Atores veteranos sempre têm vez Oscar. Mas a categoria de ator coadjuvante em 2012 caprichou. Juntos, Nick Nolte (70 anos), Max Von Sydow (82 anos), Christopher Plummer (82 anos) e Kenneth Branagh (51 anos) somam 285 anos. Contra esse time, o que podem fazer os 28 anos de Jonah Hill?
Eu tenho e vocês não tem!
Janet McTeer, indicada ao Oscar de coadjuvante por Albert Nobbs, pode se vangloriar de ser a única na categoria a já ostentar uma indicação ao Oscar. Suas companheiras, Octavia Spencer (Histórias cruzadas), Jessica Chastain (Histórias cruzadas), Berenice Bejo (O artista) e Melissa McCarthy (Missão madrinha de casamento) são marinheiras de primeira viagem. Tudo leva a crer, no entanto, que uma delas possa tirar um sarro a partir de 26 de fevereiro com McTeer.
É chato ser John Williams
Enquanto Jim Carrey se comisera, para John Williams ser indicado ao Oscar é coisa banal do dia a dia. O compositor, que já ostenta 45 indicações em sua carreira, conquistou mais duas para o Oscar 2012. Ele concorre pelos dois trabalhos em colaboração com Steven Spielberg (As aventuras de Tintim e Cavalo de guerra). Vale lembrar que, quando indicado por um trabalho feito com o parceiro de Tubarão, Williams assume certo favoritismo. Foram 14 indicações e três vitórias.

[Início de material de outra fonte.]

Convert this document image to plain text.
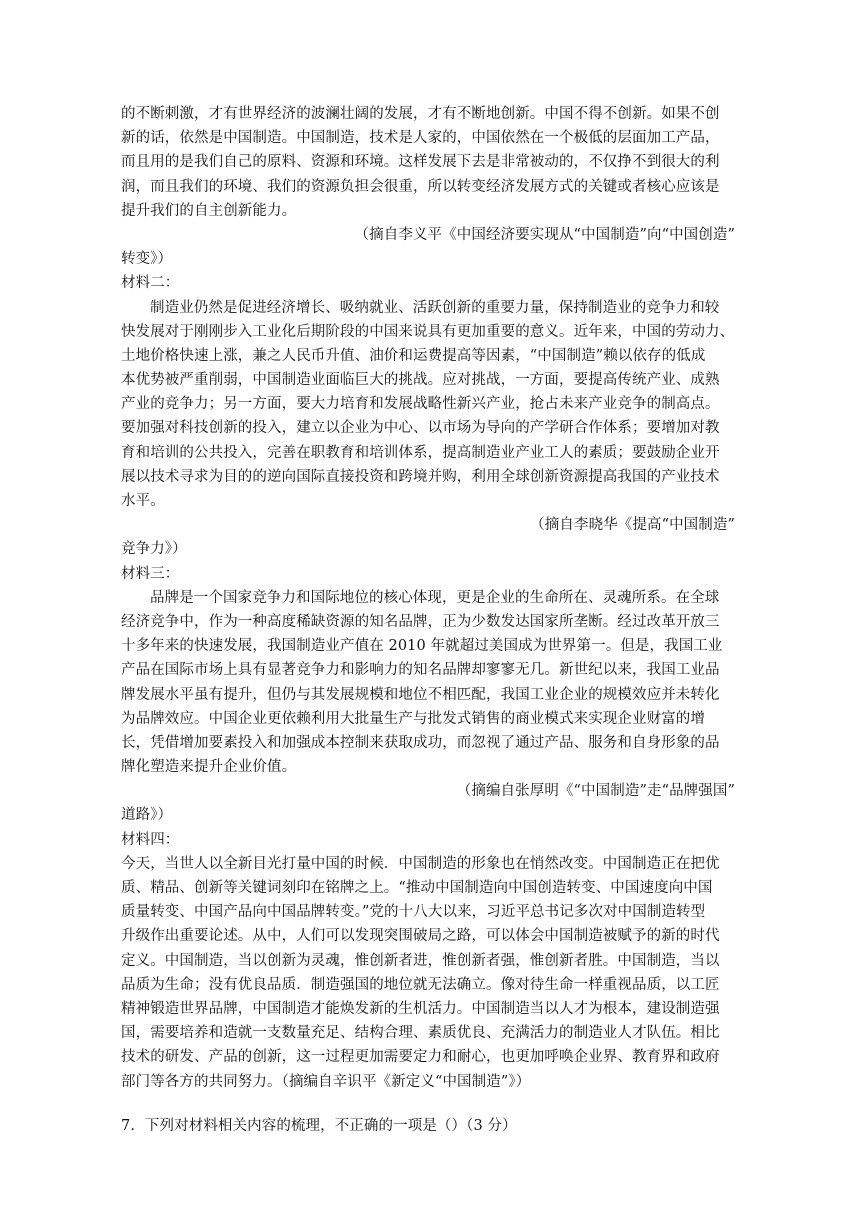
的不断刺激，才有世界经济的波澜壮阔的发展，才有不断地创新。中国不得不创新。如果不创
新的话，依然是中国制造。中国制造，技术是人家的，中国依然在一个极低的层面加工产品，
而且用的是我们自己的原料、资源和环境。这样发展下去是非常被动的，不仅挣不到很大的利
润，而且我们的环境、我们的资源负担会很重，所以转变经济发展方式的关键或者核心应该是
提升我们的自主创新能力。
（摘自李义平《中国经济要实现从“中国制造”向“中国创造”
转变》）
材料二：
制造业仍然是促进经济增长、吸纳就业、活跃创新的重要力量，保持制造业的竞争力和较
快发展对于刚刚步入工业化后期阶段的中国来说具有更加重要的意义。近年来，中国的劳动力、
土地价格快速上涨，兼之人民币升值、油价和运费提高等因素，“中国制造”赖以依存的低成
本优势被严重削弱，中国制造业面临巨大的挑战。应对挑战，一方面，要提高传统产业、成熟
产业的竞争力；另一方面，要大力培育和发展战略性新兴产业，抢占未来产业竞争的制高点。
要加强对科技创新的投入，建立以企业为中心、以市场为导向的产学研合作体系；要增加对教
育和培训的公共投入，完善在职教育和培训体系，提高制造业产业工人的素质；要鼓励企业开
展以技术寻求为目的的逆向国际直接投资和跨境并购，利用全球创新资源提高我国的产业技术
水平。
（摘自李晓华《提高“中国制造”
竞争力》）
材料三：
品牌是一个国家竞争力和国际地位的核心体现，更是企业的生命所在、灵魂所系。在全球
经济竞争中，作为一种高度稀缺资源的知名品牌，正为少数发达国家所垄断。经过改革开放三
十多年来的快速发展，我国制造业产值在 2010 年就超过美国成为世界第一。但是，我国工业
产品在国际市场上具有显著竞争力和影响力的知名品牌却寥寥无几。新世纪以来，我国工业品
牌发展水平虽有提升，但仍与其发展规模和地位不相匹配，我国工业企业的规模效应并未转化
为品牌效应。中国企业更依赖利用大批量生产与批发式销售的商业模式来实现企业财富的增
长，凭借增加要素投入和加强成本控制来获取成功，而忽视了通过产品、服务和自身形象的品
牌化塑造来提升企业价值。
（摘编自张厚明《“中国制造”走“品牌强国”
道路》）
材料四：
今天，当世人以全新目光打量中国的时候．中国制造的形象也在悄然改变。中国制造正在把优
质、精品、创新等关键词刻印在铭牌之上。“推动中国制造向中国创造转变、中国速度向中国
质量转变、中国产品向中国品牌转变。”党的十八大以来，习近平总书记多次对中国制造转型
升级作出重要论述。从中，人们可以发现突围破局之路，可以体会中国制造被赋予的新的时代
定义。中国制造，当以创新为灵魂，惟创新者进，惟创新者强，惟创新者胜。中国制造，当以
品质为生命；没有优良品质．制造强国的地位就无法确立。像对待生命一样重视品质，以工匠
精神锻造世界品牌，中国制造才能焕发新的生机活力。中国制造当以人才为根本，建设制造强
国，需要培养和造就一支数量充足、结构合理、素质优良、充满活力的制造业人才队伍。相比
技术的研发、产品的创新，这一过程更加需要定力和耐心，也更加呼唤企业界、教育界和政府
部门等各方的共同努力。（摘编自辛识平《新定义“中国制造”》）
7．下列对材料相关内容的梳理，不正确的一项是（）（3 分）
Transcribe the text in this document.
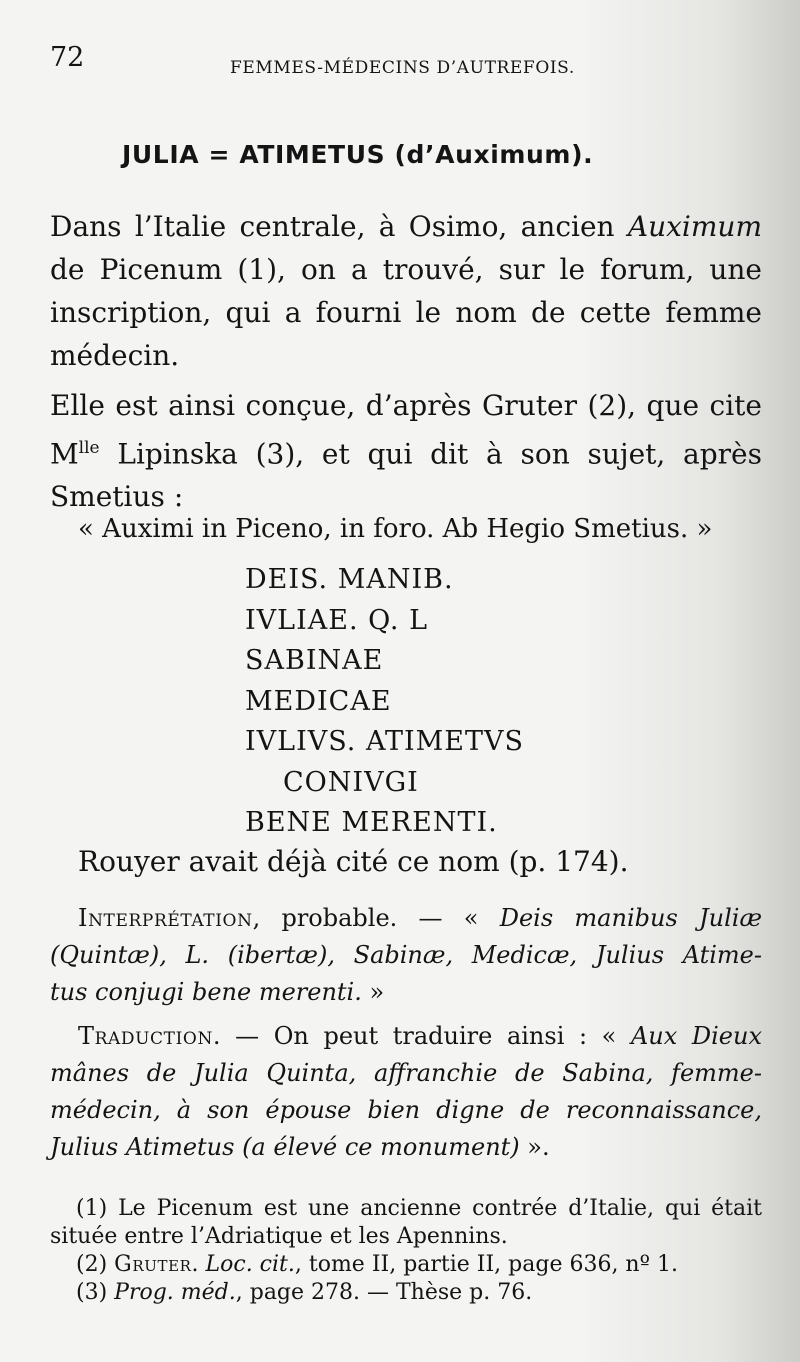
72	FEMMES-MÉDECINS D’AUTREFOIS.
JULIA = ATIMETUS (d’Auximum).
Dans l’Italie centrale, à Osimo, ancien Auximum
de Picenum (1), on a trouvé, sur le forum, une
inscription, qui a fourni le nom de cette femme
médecin.
Elle est ainsi conçue, d’après Gruter (2), que cite
$M^{lle}$ Lipinska (3), et qui dit à son sujet, après
Smetius :
« Auximi in Piceno, in foro. Ab Hegio Smetius. »
DEIS. MANIB.
IVLIAE. Q. L
SABINAE
MEDICAE
IVLIVS. ATIMETVS
CONIVGI
BENE MERENTI.
Rouyer avait déjà cité ce nom (p. 174).
Interprétation, probable. — « Deis manibus Juliæ
(Quintæ), L. (ibertæ), Sabinæ, Medicæ, Julius Atime-
tus conjugi bene merenti. »
Traduction. — On peut traduire ainsi : « Aux Dieux
mânes de Julia Quinta, affranchie de Sabina, femme-
médecin, à son épouse bien digne de reconnaissance,
Julius Atimetus (a élevé ce monument) ».
(1) Le Picenum est une ancienne contrée d’Italie, qui était
située entre l’Adriatique et les Apennins.
(2) Gruter. Loc. cit., tome II, partie II, page 636, nº 1.
(3) Prog. méd., page 278. — Thèse p. 76.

John Williams já não era indicado ao Oscar desde 2006, mas isso é um detalhe menor...
Pitt 3 X 2 Clooney
Não é que George Clooney não tenha se saído bem na fita. É que Brad Pitt se saiu melhor. Os amigos mantêm uma rivalidade saudável com seus filmes, seus trabalhos humanitários e suas presenças em listas de homens mais sexy do mundo. Só que em matéria de cinema, Clooney que já tem Oscar, 3 globos de ouro e outros prêmios, vinha ganhando de lavagem. Esse era o script para o Oscar 2012. Mas Pitt inverteu a lógica. O marido de Angelina Jolie foi indicado a melhor ator por O homem que mudou o jogo e concorre duplamente como produtor pelos filmes A árvore da vida e O homem que mudou o jogo. Clooney, por sua vez, foi indicado a melhor ator por Os descendentes e concorre pelo roteiro de Tudo pelo poder.
O Oscar dos desaparecidos
Não é nenhum absurdo supor que será o Oscar em que haverá menos candidatos ao prêmio de direção presentes. Malick é um notório recluso e, quando indicado em 1999 por Além da linha vermelha, não compareceu. Já Woody Allen só foi à cerimônia do Oscar uma única vez: para prestar uma homenagem a Nova Iorque em 2002, primeira edição do Oscar após os atentados terroristas que derrubaram as torres gêmeas. Nem quando ganhou (em 1978 com Noivo neurótico, noiva nervosa), Woody compareceu.
De volta ao jogo...
E Woody Allen não disputava o Oscar de direção desde 1994 quando foi nomeado por Tiros na Broadway.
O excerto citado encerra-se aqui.